Wollte man demgegenüber den Standpunkt einnehmen, der Wortlaut der mitgeteilten Einigung sei zu unbestimmt, um die Gefahr zu begründen, als eigenständiger Titel benutzt zu werden, stünde einem Beschluss gemäß § 278 Abs. 6 ZPO entgegen, dass an der Schaffung eines derartigen Titels ohnehin kein Rechtsschutzbedürfnis besteht.
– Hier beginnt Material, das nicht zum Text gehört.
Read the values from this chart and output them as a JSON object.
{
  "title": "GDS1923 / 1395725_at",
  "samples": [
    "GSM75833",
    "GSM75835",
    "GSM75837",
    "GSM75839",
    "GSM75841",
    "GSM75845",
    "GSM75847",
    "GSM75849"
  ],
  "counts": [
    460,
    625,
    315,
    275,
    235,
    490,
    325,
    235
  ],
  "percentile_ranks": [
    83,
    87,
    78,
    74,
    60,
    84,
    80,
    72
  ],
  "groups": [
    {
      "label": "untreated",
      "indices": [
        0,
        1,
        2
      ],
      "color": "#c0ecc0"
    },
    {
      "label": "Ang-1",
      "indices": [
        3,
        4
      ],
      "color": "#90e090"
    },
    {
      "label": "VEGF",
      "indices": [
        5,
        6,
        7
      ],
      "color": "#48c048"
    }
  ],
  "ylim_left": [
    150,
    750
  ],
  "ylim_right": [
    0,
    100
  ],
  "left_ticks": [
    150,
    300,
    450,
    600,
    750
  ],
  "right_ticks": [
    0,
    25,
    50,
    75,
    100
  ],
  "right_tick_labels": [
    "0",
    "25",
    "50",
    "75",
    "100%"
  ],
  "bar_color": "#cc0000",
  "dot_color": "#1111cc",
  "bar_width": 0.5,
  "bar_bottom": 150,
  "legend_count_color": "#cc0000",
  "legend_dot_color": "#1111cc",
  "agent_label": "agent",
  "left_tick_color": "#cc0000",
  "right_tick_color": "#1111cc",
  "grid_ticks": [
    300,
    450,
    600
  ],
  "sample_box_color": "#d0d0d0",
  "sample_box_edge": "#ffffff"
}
Ein Titel muss aus sich heraus verständlich und bestimmt sein.

h)

16

Nach Vorstehendem wäre die Ausgestaltung der Rechtslage durch den nach dem Antrag der Gläubiger zu fassenden Beschluss mit den zu schützenden Mindestbelangen der Schuldnerin nicht vereinbar, so dass, unabhängig von der Frage, ob und inwieweit ansonsten im Rahmen der Vollstreckung Vergleiche gemäß § 278 Abs. 6 ZPO geschlossen werden können, jedenfalls vorliegend ein Hindernis für die Schaffung eines weiteren Titels mit dem Inhalt der von den Gläubigern mitgeteilten Einigung besteht.

3)

17

Die Kostenentscheidung folgt aus § 97 Abs. 1 ZPO.